Karacaoğlan okuma yazma bilmeyenlerin bile hafızasında yer edinerek bugüne kadar ulaşmaktadır.

Öte yandan Hoca Ahmet Yesevi'nin Hikmetleri, Âşık Paşanın, Pir Sultan Abdalın deyişleri, Yunus Emre'nin şiirleri bugün hala aynı mesajını iletmektedirler.

Türkçe Türk Milletinin ses bayrağıdır. Bu bayrağa eserlerinde sahip asırlar sonrada olsa yine yaşayacaklardır.

*

Zaman içinde Takdiri İlahi sevdiklerimiz, yakınlarımız aramızdan ayrılarak hakka yürüyorlar.
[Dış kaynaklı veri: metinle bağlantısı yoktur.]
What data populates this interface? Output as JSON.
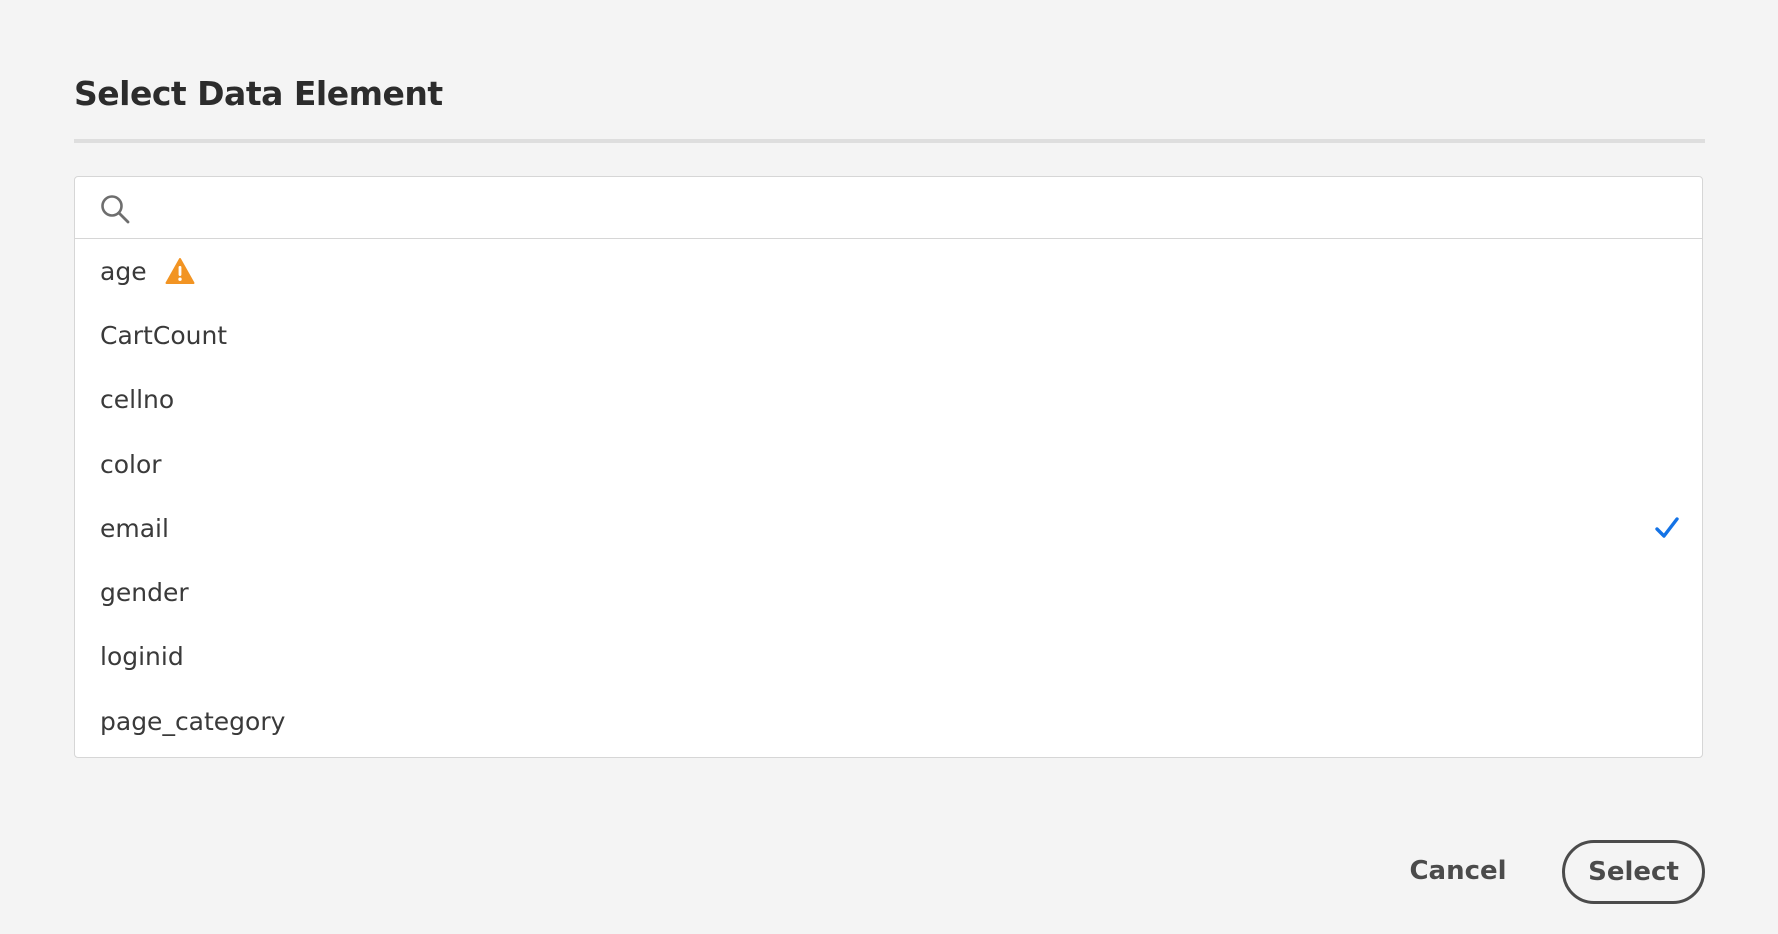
{
  "dialog": {
    "title": "Select Data Element"
  },
  "search": {
    "placeholder": "",
    "value": "",
    "icon": "search-icon"
  },
  "items": [
    {
      "label": "age",
      "warning": true,
      "selected": false
    },
    {
      "label": "CartCount",
      "warning": false,
      "selected": false
    },
    {
      "label": "cellno",
      "warning": false,
      "selected": false
    },
    {
      "label": "color",
      "warning": false,
      "selected": false
    },
    {
      "label": "email",
      "warning": false,
      "selected": true
    },
    {
      "label": "gender",
      "warning": false,
      "selected": false
    },
    {
      "label": "loginid",
      "warning": false,
      "selected": false
    },
    {
      "label": "page_category",
      "warning": false,
      "selected": false
    }
  ],
  "footer": {
    "cancel_label": "Cancel",
    "select_label": "Select"
  },
  "colors": {
    "background": "#f4f4f4",
    "panel": "#ffffff",
    "warning": "#f29423",
    "check": "#1473e6",
    "text": "#2c2c2c",
    "button_outline": "#4b4b4b"
  }
}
Cemal Süreya;

Her ölüm erken ölümdür,

Biliyorum Tanrım!

Demiş diğer yanda hayat devam ediyor.

Geçmez Saatler!

Karşımda musibetin raksı,

O an kalbim sıkışıverir.

Bir hal olur ağlamaksı,

Gelip bana takışıverir.

Sonrası mı, sorma can.

Baskı, korku, stres ve heyecan,

Sanki dev dalgalar içindesin,

Çıkmazdasın ve kayıp olacan.

Boğazım yanıyor

Acı sarıyor bütün vücudumu.

Kan ter kalıyorsun,

Gözlediğim, beklediğim ümit.

Hayır, olsun, hayra karşı.

Dudaklarım kıpır kıpır.

Sabır ver Allah'ım sabır.

Tıp Fakültesi hastanesi,

Yoğun bakım ünitesi!

“Geçmez saatler,

Geçmez günler verme Ya Rabbi!”

Derdi rahmetli anacığım.

Geçmeyen saat, gün mü olurmuş.

Diye gülerdim.

İşte bu imiş,

Ne saat ne gün geçmiyor ana.

Hakkını helal et bana

Ne yaparsak yapalım.

Takdir, ancak Allah'ındır.

Sebebini işleyelim, tedbiri alalım

Nihayeti Ona bırakalım!

*

Demişim Necip Fazıl ise;

“Anladım işi; sanat Allah’ı aramakmış,

Marifet bu, gerisi yalnız çelik--çomakmış.”